Imagine we have this class defined in the reader.dll DLL:
class DLLEXPORT Reader
{
public:
Reader(const std::string& filename);
~Reader();
std::string readLine() const;
bool isEndOfFile() const;
private:
FILE* file;
};
This class allows its user to read from a file only once.
What if the user wants to use this same class to read from a file multiple times? It can be modified as follows:
class DLLEXPORT Reader
{
public:
Reader(const std::string& filename);
~Reader();
std::string readLine() const;
bool isEndOfFile() const;
void restart();
private:
std::string filename;
FILE* file;
};
What has been done here is adding the file name as a class attribute, allowing the file to be opened multiple times. Additionally, a ‘restart’ method was introduced.
Below is a function that uses the first version of the reader.dll DLL.
void showFile(const std::string& file)
{
Reader reader(file);
while (!reader.isEndOfFile())
{
std::cout << reader.readLine() << std::endl;
}
}
The problem arises when users attempt to link their code with the second version of the reader.dll. The program may malfunction, crash, or fail entirely. Why?
Although the API of the second version is compatible with the first (meaning the code will link perfectly), the ABIs are not. The ABI, or ‘Application Binary Interface’, defines how binaries are linked. Why are the ABIs incompatible? Because the ‘filename’ attribute was added in place of the ‘file’ attribute, every reference to ‘file’ in the invoker will now ‘binarily’ point to the same address where ‘filename’ is located after the change. Since these are different types, the program will behave unpredictably.
This issue occurs because the class header explicitly declares class attributes, which is a well-known encapsulation problem in C++. A similar problem can occur even without adding or removing methods if, for instance, private attributes are replaced (e.g., changing FILE* to std::fstream).
The ‘pimpl idiom’ (also known as the ‘opaque pointer’ or ‘cheshire cat’ idiom) is a C++ technique to avoid this problem.
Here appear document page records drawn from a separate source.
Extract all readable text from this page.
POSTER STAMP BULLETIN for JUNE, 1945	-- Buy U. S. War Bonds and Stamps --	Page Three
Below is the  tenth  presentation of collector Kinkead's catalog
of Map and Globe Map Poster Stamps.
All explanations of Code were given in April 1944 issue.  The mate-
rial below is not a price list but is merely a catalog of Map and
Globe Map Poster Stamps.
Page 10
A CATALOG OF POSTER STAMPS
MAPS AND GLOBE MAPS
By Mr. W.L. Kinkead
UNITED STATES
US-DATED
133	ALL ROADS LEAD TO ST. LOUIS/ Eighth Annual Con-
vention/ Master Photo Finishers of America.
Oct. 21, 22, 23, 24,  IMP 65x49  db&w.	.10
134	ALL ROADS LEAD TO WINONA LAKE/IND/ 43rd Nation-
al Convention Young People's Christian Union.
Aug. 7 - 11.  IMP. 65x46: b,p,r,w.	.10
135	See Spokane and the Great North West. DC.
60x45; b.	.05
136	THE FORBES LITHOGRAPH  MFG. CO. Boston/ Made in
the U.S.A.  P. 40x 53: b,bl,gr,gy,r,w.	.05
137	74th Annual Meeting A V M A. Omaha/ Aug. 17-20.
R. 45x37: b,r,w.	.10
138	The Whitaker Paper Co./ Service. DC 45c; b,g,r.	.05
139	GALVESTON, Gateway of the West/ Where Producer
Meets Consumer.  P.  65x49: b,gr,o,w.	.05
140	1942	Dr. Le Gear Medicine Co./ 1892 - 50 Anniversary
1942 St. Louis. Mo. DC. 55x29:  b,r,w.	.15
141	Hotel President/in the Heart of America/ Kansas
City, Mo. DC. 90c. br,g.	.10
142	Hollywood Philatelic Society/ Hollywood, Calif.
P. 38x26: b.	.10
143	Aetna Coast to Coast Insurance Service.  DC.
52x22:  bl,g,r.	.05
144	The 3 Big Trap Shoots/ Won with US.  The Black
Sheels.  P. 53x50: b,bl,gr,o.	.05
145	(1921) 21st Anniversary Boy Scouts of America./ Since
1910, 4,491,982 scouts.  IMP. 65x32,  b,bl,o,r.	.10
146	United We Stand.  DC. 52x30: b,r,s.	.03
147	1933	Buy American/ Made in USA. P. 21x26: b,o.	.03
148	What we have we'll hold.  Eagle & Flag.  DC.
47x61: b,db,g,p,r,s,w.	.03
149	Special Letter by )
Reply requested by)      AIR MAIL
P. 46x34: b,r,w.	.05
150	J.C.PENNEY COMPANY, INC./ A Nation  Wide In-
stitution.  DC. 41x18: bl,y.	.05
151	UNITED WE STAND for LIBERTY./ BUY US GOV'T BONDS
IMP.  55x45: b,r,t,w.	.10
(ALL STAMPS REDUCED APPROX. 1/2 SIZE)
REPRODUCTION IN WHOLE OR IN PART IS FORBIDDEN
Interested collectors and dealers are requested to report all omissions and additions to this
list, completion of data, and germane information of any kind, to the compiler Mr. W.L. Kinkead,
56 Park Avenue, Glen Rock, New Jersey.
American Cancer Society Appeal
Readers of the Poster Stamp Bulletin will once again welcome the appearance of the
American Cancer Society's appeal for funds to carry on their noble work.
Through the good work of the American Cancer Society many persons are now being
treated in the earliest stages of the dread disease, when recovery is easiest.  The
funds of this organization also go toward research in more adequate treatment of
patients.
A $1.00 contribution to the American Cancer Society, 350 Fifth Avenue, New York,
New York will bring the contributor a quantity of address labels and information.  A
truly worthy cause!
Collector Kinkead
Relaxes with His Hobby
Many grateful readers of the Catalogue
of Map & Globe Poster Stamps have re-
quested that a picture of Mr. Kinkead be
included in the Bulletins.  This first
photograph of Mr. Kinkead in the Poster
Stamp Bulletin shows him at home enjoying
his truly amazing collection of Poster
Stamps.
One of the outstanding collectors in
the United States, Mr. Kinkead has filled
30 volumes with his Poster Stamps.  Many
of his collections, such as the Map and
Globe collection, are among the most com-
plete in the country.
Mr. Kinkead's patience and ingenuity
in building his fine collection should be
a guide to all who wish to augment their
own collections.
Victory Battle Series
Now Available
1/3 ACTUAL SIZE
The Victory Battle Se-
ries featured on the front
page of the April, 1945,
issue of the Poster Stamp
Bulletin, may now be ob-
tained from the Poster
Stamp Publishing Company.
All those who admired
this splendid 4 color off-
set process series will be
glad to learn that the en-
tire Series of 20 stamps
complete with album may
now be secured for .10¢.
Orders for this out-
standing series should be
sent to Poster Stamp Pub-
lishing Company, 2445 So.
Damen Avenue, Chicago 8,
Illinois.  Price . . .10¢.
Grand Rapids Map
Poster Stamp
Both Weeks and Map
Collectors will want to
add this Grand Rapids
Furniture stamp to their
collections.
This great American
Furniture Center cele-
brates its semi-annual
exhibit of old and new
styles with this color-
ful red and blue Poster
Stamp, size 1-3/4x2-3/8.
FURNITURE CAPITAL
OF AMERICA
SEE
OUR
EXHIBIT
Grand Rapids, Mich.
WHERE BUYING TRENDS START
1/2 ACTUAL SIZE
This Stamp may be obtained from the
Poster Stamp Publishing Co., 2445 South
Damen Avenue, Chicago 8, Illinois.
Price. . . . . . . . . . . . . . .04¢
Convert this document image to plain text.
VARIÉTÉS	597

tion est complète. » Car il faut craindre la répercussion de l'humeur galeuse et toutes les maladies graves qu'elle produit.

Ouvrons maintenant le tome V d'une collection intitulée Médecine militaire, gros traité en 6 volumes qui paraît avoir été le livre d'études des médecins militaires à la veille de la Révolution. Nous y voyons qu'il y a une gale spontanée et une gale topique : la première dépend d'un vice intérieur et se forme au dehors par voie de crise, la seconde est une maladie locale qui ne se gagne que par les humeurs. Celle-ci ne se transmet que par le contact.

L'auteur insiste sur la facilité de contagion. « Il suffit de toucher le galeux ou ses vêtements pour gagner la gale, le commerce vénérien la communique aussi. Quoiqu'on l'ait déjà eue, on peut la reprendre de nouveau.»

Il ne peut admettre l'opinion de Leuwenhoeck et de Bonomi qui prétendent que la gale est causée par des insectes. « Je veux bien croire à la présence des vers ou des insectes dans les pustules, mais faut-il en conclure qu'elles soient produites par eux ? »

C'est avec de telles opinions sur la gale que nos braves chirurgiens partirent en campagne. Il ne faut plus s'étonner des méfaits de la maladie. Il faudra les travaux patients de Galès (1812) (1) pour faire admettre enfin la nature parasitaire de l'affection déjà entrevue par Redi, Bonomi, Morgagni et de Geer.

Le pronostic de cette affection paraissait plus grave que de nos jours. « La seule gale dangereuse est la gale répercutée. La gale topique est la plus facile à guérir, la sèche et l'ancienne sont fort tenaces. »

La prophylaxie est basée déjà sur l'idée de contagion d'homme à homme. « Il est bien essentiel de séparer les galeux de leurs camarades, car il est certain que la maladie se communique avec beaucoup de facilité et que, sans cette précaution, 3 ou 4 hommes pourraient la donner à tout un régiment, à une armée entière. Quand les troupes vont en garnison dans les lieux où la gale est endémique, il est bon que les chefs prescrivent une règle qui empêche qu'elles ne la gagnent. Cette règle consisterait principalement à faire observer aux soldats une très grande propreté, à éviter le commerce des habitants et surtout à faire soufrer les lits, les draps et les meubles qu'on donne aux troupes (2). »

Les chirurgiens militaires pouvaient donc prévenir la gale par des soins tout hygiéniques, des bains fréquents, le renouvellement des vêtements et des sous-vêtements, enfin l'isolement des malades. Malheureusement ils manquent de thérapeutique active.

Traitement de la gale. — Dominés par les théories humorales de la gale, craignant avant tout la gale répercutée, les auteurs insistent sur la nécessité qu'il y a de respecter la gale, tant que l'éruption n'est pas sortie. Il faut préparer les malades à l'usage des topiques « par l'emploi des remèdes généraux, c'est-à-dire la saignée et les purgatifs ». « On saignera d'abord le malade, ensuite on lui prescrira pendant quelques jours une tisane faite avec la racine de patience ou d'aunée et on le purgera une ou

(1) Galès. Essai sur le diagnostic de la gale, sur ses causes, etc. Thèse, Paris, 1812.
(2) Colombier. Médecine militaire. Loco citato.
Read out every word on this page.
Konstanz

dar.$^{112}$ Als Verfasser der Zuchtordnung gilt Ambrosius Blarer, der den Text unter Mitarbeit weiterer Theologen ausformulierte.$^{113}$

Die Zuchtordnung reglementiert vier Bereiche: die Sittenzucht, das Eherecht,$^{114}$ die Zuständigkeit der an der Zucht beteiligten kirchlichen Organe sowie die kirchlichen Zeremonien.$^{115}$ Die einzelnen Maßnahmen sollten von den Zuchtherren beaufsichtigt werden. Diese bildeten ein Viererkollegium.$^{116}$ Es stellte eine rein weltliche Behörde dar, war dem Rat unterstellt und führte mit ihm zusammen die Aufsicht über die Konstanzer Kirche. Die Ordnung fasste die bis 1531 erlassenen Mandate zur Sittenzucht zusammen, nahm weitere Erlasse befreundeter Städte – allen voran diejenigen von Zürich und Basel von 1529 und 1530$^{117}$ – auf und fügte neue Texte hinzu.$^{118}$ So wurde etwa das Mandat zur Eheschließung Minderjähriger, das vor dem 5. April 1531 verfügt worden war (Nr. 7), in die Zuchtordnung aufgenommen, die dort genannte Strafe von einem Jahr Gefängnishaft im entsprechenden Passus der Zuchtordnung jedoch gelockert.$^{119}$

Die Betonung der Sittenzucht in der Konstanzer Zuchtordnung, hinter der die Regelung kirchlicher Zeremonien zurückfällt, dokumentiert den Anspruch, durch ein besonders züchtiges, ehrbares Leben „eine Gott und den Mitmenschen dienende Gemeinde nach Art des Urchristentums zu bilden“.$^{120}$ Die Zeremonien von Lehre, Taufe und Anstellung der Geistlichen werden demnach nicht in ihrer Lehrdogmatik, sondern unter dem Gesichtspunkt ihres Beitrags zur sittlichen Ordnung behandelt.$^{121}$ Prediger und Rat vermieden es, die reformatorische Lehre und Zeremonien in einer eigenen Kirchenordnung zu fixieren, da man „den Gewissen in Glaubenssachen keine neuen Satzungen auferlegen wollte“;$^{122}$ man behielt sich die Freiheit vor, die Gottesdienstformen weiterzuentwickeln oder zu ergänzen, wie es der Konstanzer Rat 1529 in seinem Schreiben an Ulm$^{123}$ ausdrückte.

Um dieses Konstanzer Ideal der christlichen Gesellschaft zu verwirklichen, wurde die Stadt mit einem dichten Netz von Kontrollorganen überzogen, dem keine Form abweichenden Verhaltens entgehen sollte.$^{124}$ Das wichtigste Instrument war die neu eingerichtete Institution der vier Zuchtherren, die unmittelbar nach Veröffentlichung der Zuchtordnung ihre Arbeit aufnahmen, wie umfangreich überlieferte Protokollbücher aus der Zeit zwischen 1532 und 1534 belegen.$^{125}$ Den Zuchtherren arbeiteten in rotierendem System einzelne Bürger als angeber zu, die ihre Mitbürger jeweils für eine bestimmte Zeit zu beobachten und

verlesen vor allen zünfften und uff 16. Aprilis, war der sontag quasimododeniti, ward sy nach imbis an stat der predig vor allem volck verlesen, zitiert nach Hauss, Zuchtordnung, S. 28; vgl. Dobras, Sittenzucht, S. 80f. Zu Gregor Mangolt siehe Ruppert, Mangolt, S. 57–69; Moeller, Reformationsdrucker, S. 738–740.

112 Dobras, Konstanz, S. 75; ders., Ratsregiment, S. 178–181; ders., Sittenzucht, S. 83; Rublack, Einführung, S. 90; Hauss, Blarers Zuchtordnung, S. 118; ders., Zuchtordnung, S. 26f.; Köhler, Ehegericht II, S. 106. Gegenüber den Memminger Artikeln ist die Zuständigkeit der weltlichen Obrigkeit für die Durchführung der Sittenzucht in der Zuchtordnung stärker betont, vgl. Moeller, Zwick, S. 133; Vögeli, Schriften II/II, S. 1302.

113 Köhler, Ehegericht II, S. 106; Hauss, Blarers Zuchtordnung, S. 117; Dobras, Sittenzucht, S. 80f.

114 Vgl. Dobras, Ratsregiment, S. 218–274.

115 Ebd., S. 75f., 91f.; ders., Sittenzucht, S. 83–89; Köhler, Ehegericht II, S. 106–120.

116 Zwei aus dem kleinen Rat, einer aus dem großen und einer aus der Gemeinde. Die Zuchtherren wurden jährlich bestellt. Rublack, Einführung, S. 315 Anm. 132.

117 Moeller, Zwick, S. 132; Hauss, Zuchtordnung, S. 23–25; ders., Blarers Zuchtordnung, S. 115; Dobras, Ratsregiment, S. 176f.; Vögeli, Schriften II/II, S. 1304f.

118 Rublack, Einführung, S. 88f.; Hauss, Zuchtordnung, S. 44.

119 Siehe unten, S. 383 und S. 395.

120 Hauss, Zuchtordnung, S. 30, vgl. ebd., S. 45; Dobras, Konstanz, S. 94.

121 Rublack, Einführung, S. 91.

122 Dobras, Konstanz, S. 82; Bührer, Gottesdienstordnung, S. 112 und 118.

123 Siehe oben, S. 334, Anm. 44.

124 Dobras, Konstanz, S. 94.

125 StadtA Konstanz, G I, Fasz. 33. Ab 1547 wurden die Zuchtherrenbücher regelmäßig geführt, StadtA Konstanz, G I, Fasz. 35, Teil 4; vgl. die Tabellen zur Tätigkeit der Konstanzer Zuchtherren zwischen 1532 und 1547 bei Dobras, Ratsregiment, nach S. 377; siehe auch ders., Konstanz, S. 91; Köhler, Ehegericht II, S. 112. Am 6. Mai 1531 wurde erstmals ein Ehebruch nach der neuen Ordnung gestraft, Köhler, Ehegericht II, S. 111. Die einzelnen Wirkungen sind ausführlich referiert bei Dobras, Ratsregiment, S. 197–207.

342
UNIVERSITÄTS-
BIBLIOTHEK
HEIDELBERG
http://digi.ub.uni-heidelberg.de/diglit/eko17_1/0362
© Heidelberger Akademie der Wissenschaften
The idea is to include a pointer to a struct in the class interface (.h) to store the class attributes, but define the struct inside the .cpp file, keeping it hidden from the interface. Doing this resolves several issues:
- ABI compatibility is maintained because the class attributes are not exposed in the .h file and are used only internally within the DLL.
- It provides better encapsulation (the .h files only expose what the user needs to know).
- The
sizeof(reader)(in this example) remains the same, regardless of how many attributes the class has, as they are hidden within the Pimpl. This is crucial because it prevents memory layout shifts when the implementation changes. - If only the implementation changes, the project using our .h does not need to be recompiled since the .h remains unchanged.
So, how would the example look?
VERSION 1: Interface: “Reader.h”
class ReaderImpl; // forward declaration
class DLLEXPORT Reader
{
public:
Reader(const std::string& filename);
~Reader();
std::string readLine() const;
bool isEndOfFile() const;
private:
ReaderImpl* pImpl; // pointer to the class attrs
};
Implementation: “Reader.cpp”
#include "Reader.h"
//Here we define the struct to use
struct ReaderImpl
{
FILE* file;
};
Reader::Reader(const std::string& n)
{
pImpl = new ReaderImpl{};
pImpl->file = fopen(n.c_str(), "r");
}
Reader::~Reader()
{
fclose(pImpl->file);
delete pImpl;
}
std::string Reader::readLine() const
{
char aux[256];
fgets(aux, 256, pImpl->file);
return {aux};
}
bool Reader::isEndOfFile() const
{
return feof(pImpl->file);
}
VERSION 2: Interface: “Reader.h”
Implementation: “Reader.cpp”
#include "Reader.h"
struct ReaderImpl
{
std::string filename; //new attribute for version 2
FILE* file;
};
Reader::Reader(const std::string& n)
{
pImpl = new ReaderImpl{};
pImpl->filename = n;
pImpl->file = fopen(n.c_str(), "r");
}
Reader::~Reader()
{
fclose(pImpl->file);
delete pImpl;
}
std::string Reader::readLine() const
{
char aux[256];
fgets(aux, 256, pImpl->file);
return {aux};
}
bool Reader::isEndOfFile() const
{
return feof(pImpl->file);
}
void Reader::restart()
{
fclose(pImpl->file);
pImpl->file = fopen(pImpl->filename.c_str(), "r");
}
If the programmers of the reader.dll had used the ‘pimpl idiom’ from the beginning, the new Reader.dll would not have affected its consumers at all. This is because the new version would have maintained both API and ABI backwards compatibility.